Although I’m actually a theology student at Moorlands Theology College, England, I’ve always had a sharp and active interest in computing, especially electronics and server security. My dad from a toddler taught me the works of PC, from the age of 11 I had started developing websites. I was the ICT Executive for a partnership at age 15, and signed my first freelance website contract at age 17. This computing world has been so much an interest it’s been generating me some extra cash developing online systems part time whilst I’m studying my Applied Theology Degree.
Being a student in a house share, I found an every day problem could be resolved simply using foursquare; if my house mates wanted to know where I am, they could log onto foursquare. But there’s this separation of the phone and the home that I didn’t like. Why should my house mates have to get out their phone to know where I am?
That’s when the idea hit me; an analogue device that connects to foursquare could be made that sits on mantle that shows my last foursquare check-in and how long its been since I was there. With foursquare day quickly approaching, what better excuse was there to celebrate the day than to hack together a foursquare clock?
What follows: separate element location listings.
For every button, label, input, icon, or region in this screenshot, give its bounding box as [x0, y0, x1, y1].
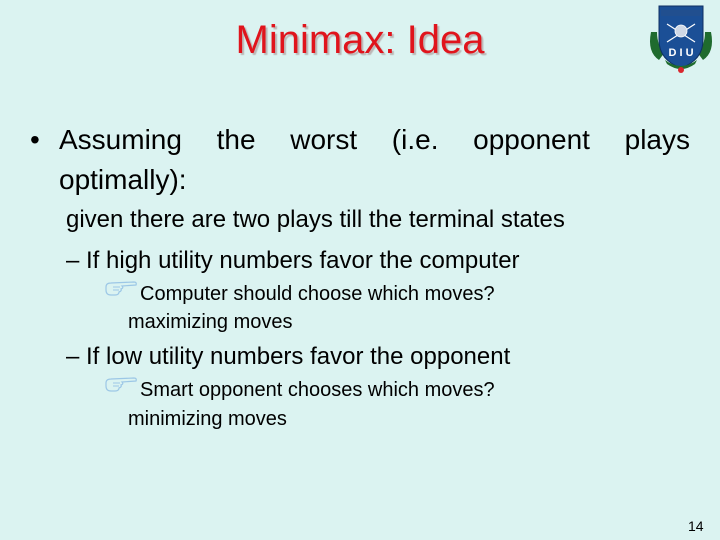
sub-point-2-answer: minimizing moves [128, 408, 287, 430]
logo-text: D I U [668, 47, 693, 59]
sub-point-1-question: Computer should choose which moves? [140, 283, 495, 305]
main-bullet: • Assuming the worst (i.e. opponent play… [30, 120, 690, 200]
diu-logo-icon: D I U [650, 5, 712, 73]
sub-point-2-question: Smart opponent chooses which moves? [140, 379, 495, 401]
sub-point-2: – If low utility numbers favor the oppon… [66, 343, 511, 370]
pointing-hand-icon [105, 377, 137, 392]
bullet-symbol: • [30, 124, 40, 155]
sub-point-1: – If high utility numbers favor the comp… [66, 247, 520, 274]
slide-title: Minimax: Idea [235, 18, 485, 62]
sub-point-1-answer: maximizing moves [128, 311, 293, 333]
pointing-hand-icon [105, 281, 137, 296]
intro-line: given there are two plays till the termi… [66, 206, 565, 233]
page-number: 14 [688, 518, 704, 534]
main-bullet-text: Assuming the worst (i.e. opponent plays … [59, 124, 690, 195]
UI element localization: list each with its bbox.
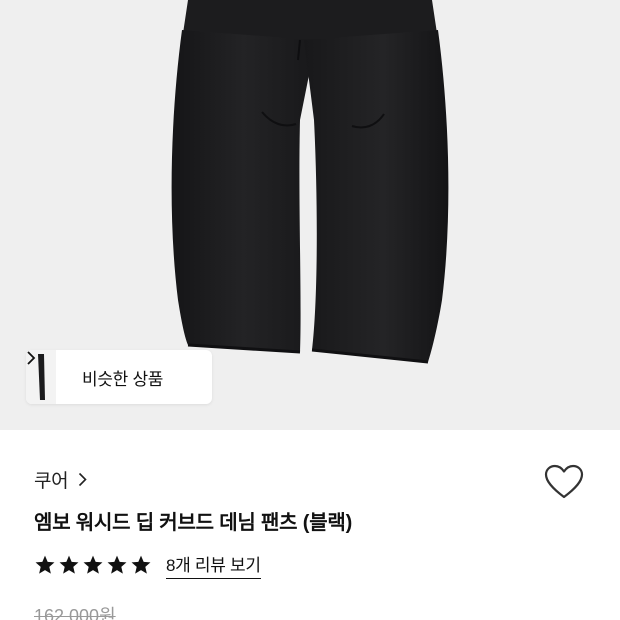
chevron-right-icon xyxy=(78,472,88,487)
star-icon xyxy=(34,554,56,576)
original-price: 162,000원 xyxy=(34,606,116,620)
brand-link[interactable]: 쿠어 xyxy=(34,466,88,493)
review-link[interactable]: 8개 리뷰 보기 xyxy=(166,551,261,579)
product-info: 쿠어 엠보 워시드 딥 커브드 데님 팬츠 (블랙) 8개 리뷰 보기 162,… xyxy=(0,430,620,620)
star-icon xyxy=(130,554,152,576)
similar-products-button[interactable]: 비슷한 상품 xyxy=(26,350,212,404)
star-icon xyxy=(82,554,104,576)
similar-products-label: 비슷한 상품 xyxy=(82,369,164,389)
brand-name: 쿠어 xyxy=(34,471,69,492)
rating-row: 8개 리뷰 보기 xyxy=(34,551,261,579)
star-icon xyxy=(106,554,128,576)
wishlist-button[interactable] xyxy=(542,462,586,506)
product-image[interactable]: 비슷한 상품 xyxy=(0,0,620,430)
rating-stars xyxy=(34,554,154,576)
star-icon xyxy=(58,554,80,576)
product-title: 엠보 워시드 딥 커브드 데님 팬츠 (블랙) xyxy=(34,512,353,534)
heart-outline-icon xyxy=(544,464,584,505)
The foursquare clock is an idea I’ve been working on since around November 2011 when I took up a deeper interest in electronics. I began to think of ways in which I could bridge the digital world with the analogue world because, let’s face it, an LCD display on your mantle piece doesn’t have the same class as an old-style mantle clock.
Why do we have to have a separation of the digital and analogue? Often we hit a stumbling block; to quote Family Guy parodying The Six Million Dollar Man, “We have the technology, we just don’t have a lot of money.”
Foursquare offer an amazing service that lets you log your visits to venues across the globe, and for hackers like myself, the best asset of their service is the API. The Foursquare API allows anyone to bridge their software creations with the foursquare databases, enabling infinite possibilities. And it’s free for the standard developer.
Powering the foursquare clock is a device known as an arduino, a small and extremely cheap chunk of hardware that allows you to easily merge your electronics with an easy-to-use programming library. After learning some basic electronic computing from the guys at NerdKits a couple years ago, I acquired a arduino uno, and shortly after, a stacked ethernet shield. Having specialised in server programming, the server side of things was a breeze. It took a few months to pull it all off as I have been doing this degree; papers and flying off to Canada for a month, but now It’s finished It’s just pure awesome.
On the clock face, there are two sections. The top section shows how long, in segments of hours, since my last check-in at a favourite venue, capping at 3 hours. The bottom section shows an array of eight of, what I consider, my favourite venues, such as: home, library, university, the pub and church. When I check into one of these favourite venues within a few seconds the top hand resets to zero, and the bottom hand moves to the correct venue icon. As time progresses, so does the top-hand on the clock face.